Canadian Contractor

Robert Koci   

Do you have a plan for your contracting firm’s future?



Well, if you don’t have a vision for your future, how can you expect anyone to back you?

Recently, I had the opportunity to interview most of the staff of a mid-sized renovation company. They loved their jobs, were fiercely loyal to the owner and were hoping to grow with the company for their entire careers. They were a staff any of you would kill for.

They had reason to be that good. Fiercely loyal himself, the owner was apt to teach and loved nothing more than to see the staff prosper personally and professionally. He was a great boss.

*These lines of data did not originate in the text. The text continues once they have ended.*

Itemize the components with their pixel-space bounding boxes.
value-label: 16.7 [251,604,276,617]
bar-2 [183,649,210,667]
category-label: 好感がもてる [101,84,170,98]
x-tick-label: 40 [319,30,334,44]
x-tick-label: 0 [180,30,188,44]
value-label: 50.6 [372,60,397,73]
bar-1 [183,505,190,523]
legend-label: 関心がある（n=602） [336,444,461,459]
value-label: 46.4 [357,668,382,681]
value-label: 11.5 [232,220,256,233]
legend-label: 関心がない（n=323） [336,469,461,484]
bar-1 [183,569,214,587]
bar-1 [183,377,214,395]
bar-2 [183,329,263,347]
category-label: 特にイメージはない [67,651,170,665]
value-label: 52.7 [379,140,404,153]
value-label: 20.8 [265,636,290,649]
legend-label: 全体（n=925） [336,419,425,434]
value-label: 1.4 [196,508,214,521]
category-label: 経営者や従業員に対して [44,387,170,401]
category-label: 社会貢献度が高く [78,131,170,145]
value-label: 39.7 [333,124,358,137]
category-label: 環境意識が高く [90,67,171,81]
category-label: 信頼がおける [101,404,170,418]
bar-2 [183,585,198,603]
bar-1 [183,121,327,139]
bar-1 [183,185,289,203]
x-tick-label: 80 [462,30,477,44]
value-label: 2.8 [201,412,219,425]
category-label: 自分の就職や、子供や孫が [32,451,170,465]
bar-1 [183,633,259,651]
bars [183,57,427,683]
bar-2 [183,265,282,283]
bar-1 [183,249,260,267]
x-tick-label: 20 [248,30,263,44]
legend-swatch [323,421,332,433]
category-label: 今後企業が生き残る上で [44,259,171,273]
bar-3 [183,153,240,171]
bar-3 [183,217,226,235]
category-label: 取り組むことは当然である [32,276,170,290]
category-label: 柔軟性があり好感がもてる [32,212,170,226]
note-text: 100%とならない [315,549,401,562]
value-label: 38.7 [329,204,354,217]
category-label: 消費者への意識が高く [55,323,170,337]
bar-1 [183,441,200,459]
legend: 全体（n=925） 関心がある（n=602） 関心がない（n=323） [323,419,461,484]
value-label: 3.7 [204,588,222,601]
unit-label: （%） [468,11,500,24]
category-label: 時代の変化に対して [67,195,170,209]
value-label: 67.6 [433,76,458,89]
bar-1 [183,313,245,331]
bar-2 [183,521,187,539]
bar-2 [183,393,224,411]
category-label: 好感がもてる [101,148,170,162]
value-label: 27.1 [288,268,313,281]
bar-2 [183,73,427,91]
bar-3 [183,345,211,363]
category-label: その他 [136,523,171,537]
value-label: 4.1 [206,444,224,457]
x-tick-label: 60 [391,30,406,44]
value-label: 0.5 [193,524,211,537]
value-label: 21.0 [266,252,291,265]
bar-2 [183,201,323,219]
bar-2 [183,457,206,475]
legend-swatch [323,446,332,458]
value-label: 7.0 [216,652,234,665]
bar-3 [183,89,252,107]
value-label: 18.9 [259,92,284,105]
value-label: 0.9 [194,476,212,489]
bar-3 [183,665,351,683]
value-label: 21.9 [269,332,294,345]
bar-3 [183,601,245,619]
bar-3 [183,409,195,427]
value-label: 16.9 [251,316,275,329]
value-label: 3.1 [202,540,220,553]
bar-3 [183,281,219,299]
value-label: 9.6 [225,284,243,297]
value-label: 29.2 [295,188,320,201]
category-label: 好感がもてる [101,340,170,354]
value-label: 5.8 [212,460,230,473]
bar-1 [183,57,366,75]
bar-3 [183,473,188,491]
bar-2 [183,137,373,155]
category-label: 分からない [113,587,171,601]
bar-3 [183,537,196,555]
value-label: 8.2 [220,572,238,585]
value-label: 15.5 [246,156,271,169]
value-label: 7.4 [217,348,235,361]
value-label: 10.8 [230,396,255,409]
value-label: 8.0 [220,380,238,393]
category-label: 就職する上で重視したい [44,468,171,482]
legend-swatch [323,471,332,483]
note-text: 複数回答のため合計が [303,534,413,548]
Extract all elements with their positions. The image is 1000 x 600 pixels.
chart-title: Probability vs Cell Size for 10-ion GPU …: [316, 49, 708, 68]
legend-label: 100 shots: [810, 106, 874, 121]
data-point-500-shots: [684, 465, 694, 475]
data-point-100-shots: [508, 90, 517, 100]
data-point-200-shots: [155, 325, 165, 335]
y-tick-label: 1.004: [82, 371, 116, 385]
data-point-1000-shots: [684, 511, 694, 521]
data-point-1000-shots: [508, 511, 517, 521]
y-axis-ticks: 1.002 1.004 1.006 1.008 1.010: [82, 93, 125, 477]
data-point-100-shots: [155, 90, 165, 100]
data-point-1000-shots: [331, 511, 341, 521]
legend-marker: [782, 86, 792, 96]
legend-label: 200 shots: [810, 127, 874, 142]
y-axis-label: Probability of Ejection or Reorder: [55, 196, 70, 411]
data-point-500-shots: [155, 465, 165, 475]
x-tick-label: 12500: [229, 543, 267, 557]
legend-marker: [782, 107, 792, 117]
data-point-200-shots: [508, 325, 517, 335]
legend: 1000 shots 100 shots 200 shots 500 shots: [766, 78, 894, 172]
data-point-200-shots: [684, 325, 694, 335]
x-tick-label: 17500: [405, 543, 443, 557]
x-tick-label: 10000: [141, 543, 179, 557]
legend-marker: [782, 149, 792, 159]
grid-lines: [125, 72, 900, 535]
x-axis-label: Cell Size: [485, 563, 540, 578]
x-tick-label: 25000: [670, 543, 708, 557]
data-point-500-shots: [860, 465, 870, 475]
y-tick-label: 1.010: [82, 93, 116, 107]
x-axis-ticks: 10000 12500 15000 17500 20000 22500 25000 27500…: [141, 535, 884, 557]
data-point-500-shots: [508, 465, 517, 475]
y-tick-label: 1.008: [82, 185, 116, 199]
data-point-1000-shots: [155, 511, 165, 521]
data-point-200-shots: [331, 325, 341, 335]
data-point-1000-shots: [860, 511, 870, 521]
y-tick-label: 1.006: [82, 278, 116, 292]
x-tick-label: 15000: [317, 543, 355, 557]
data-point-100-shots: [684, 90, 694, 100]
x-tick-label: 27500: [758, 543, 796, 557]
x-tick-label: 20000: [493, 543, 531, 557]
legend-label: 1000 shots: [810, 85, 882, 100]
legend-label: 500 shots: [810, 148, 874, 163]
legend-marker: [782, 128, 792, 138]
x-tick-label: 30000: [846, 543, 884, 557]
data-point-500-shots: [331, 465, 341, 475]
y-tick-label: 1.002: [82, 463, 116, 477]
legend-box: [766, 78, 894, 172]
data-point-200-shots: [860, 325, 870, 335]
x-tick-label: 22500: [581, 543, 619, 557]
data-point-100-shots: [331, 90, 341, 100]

But I was worried. The owner had no vision for the company. Why? “If I ever planned to be somewhere in the future it was guaranteed to never happen,” he says, “and where I am today, which is a pretty good place, I never planned. What good would a vision do me?”

We all know too well the capricious truth he expressed.

In grade one, I decided I was going to play professional football. But I stopped growing in my teens at 5’-7” and 150 lbs. So I then imagined myself a novelist. A couple of years later, I was peeling 100-foot power cords out of six inches of cold March mud making $7 per hour as a framer. In midlife, I saw myself running a multi-million dollar renovation company, and here I am, publisher of a magazine. Things don’t work out as you envisage a lot of the time.

I asked those employees where they saw themselves in five or ten years. Almost all of them expected to be better off, with more money, a better position and having to do less physical work. They had dreams of their own. “Do you think you can fulfill those dreams at this company?” I asked. They shrugged their shoulders. They had no idea. They could invest their present in the company, but they had no way of investing their future there because the owner hadn’t even considered what that future might be.

It doesn’t have to be this way. Today, when it matters most, employees need to know where your company is going. Because when you tell your people about your vision for your company, it’s not boasting and it’s not wishful thinking. It’s so your staff can make the decision to invest their careers – or much of them – in you. You owe them – and yourself – that much.